Namun demikian, pengaruh Nazi Jerman di negara itu berlanjut selama Perang Dunia Kedua, yang difasilitasi oleh aktivitas dinas khusus Jerman dan trik propaganda partai Nazi, yang, khususnya, menyebarkan disinformasi di antara orang Iran bahwa Hitler telah memeluk Islam Syiah. Banyak organisasi Nazi muncul di Iran dan memperluas pengaruh mereka, termasuk ke korps perwira angkatan bersenjata. Karena ada bahaya yang sangat nyata dari Iran yang terlibat dalam perang di pihak Jerman Hitler, pasukan koalisi anti-Hitler menduduki sebagian wilayah Iran. Setelah berakhirnya Perang Dunia Kedua, kelompok Nazi muncul lagi di Iran, meniru NSDAP. Salah satunya disebut Partai Buruh Sosialis Nasional Iran. Itu dibuat oleh Davud Monshizadeh - seorang peserta dalam pertahanan Berlin pada Mei 1945, seorang pendukung setia "rasisme Arya" dari bangsa Iran. Kaum sayap kanan Iran mengambil posisi anti-komunis, tetapi tidak seperti politisi Arab yang bersimpati dengan Hitlerisme, mereka juga memiliki sikap negatif terhadap peran ulama Islam dalam kehidupan negara.

Gambar
Gambar

Bahkan pada periode sebelum perang, Nazi Jerman mencoba mengembangkan hubungan dengan Turki. Pemerintah nasionalis Ataturk dipandang oleh Nazi sebagai sekutu alami dan, terlebih lagi, bahkan sebagai model "negara bangsa" tertentu yang dapat dijadikan contoh untuk diikuti. Sepanjang periode sebelum perang, Hitlerite Jerman berusaha untuk mengembangkan dan memperkuat kerja sama di Turki di berbagai bidang, menekankan tradisi lama interaksi Turki dengan Jerman.
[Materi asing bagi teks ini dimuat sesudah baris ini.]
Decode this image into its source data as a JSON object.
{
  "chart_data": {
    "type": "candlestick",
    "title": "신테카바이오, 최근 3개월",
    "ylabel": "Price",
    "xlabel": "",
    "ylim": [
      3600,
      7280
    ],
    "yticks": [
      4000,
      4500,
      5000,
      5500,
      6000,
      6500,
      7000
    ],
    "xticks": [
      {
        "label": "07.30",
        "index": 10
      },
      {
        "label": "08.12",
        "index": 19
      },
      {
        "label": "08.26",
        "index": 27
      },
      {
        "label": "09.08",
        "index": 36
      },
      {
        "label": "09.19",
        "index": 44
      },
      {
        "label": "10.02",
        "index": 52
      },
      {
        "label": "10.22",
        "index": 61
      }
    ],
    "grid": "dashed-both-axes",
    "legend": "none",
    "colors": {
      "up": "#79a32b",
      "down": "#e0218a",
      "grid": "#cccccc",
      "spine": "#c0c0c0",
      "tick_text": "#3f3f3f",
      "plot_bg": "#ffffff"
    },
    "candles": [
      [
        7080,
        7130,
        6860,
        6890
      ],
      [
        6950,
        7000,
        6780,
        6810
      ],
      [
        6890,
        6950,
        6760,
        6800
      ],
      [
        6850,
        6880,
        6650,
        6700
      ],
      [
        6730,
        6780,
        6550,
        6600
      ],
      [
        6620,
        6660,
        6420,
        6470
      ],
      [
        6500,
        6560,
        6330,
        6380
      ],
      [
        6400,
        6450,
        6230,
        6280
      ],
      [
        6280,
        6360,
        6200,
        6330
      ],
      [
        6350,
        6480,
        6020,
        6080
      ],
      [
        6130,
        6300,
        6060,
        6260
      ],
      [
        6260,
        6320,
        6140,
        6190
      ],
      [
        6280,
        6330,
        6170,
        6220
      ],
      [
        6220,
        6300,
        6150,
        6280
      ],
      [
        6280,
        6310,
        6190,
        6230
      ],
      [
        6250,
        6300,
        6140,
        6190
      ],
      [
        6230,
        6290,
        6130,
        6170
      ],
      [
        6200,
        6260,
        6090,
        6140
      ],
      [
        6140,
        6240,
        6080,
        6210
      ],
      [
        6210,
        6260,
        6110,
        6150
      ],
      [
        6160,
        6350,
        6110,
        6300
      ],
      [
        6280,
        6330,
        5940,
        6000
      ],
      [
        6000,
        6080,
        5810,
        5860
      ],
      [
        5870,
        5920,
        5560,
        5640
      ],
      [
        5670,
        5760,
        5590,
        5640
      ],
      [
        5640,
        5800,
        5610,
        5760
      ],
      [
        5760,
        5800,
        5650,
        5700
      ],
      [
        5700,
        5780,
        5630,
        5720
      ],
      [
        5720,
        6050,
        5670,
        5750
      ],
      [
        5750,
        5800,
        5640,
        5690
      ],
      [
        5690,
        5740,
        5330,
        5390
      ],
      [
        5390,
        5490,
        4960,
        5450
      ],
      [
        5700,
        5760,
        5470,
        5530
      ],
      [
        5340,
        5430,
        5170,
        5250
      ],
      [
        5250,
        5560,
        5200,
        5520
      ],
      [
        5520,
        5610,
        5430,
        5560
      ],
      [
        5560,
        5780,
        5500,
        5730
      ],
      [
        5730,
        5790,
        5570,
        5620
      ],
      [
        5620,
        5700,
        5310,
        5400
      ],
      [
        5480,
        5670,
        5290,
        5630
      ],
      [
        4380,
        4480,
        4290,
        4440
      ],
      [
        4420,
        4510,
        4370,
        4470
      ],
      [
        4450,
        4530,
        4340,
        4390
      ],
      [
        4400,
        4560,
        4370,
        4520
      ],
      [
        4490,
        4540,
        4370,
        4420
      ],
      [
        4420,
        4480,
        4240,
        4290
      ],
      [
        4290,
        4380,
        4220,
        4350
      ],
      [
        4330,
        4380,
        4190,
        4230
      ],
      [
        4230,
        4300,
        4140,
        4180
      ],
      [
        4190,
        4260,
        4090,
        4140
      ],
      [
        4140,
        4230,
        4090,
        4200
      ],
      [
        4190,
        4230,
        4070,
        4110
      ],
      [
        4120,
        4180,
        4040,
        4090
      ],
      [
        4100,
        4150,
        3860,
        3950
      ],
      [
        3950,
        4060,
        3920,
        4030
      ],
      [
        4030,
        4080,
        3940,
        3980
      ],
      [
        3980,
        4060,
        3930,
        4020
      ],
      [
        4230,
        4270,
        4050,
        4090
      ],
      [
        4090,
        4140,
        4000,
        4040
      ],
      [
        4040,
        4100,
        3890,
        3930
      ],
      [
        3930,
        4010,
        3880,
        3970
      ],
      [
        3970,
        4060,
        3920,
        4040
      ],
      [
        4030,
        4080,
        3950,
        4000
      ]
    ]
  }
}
Pada tahun 1936, Jerman telah menjadi mitra dagang luar negeri utama Turki, mengkonsumsi hingga setengah dari ekspor negara itu dan memasok Turki dengan hingga setengah dari semua impor. Karena Turki selama Perang Dunia Pertama adalah sekutu Jerman, Hitler berharap bahwa Turki akan memasuki Perang Dunia Kedua di pihak Jerman. Di sini dia salah. Turki tidak berani memihak "negara-negara Poros", pada saat yang sama menarik sebagian besar pasukan Soviet yang ditempatkan di Transkaukasia dan tidak memasuki pertempuran dengan Nazi justru karena ketakutan Stalin. dan Beria itubahwa Turki dapat menyerang Uni Soviet jika divisi siap tempur ditarik dari perbatasan Soviet-Turki. Setelah berakhirnya Perang Dunia II, banyak Muslim Albania dan Bosnia, serta Muslim Asia Tengah dan Kaukasia yang berperang di pihak Nazi Jerman dalam unit SS Muslim mengungsi ke Turki. Beberapa dari mereka mengambil bagian dalam kegiatan pasukan keamanan Turki sebagai spesialis militer.

Ide-ide Nazisme masih hidup di negara-negara Timur Tengah. Tidak seperti Eropa, di mana Nazisme Hitler hanya membawa penderitaan dan kematian bagi jutaan orang, di Timur ada sikap ganda terhadap Adolf Hitler. Di satu sisi, banyak orang dari Timur, terutama yang tinggal di negara-negara Eropa, tidak menyukai Nazisme, karena mereka memiliki pengalaman yang menyedihkan dalam berkomunikasi dengan neo-Nazi modern - pengikut Hitlerisme. Di sisi lain, bagi banyak orang Timur, Hitlerite Jerman tetap menjadi negara yang berperang dengan Inggris Raya, yang berarti berada di garis barikade yang sama dengan gerakan pembebasan nasional Arab atau India yang sama. Selain itu, simpati untuk Jerman selama periode Nazi dapat dikaitkan dengan kontradiksi politik di Timur Tengah setelah pembentukan negara Israel.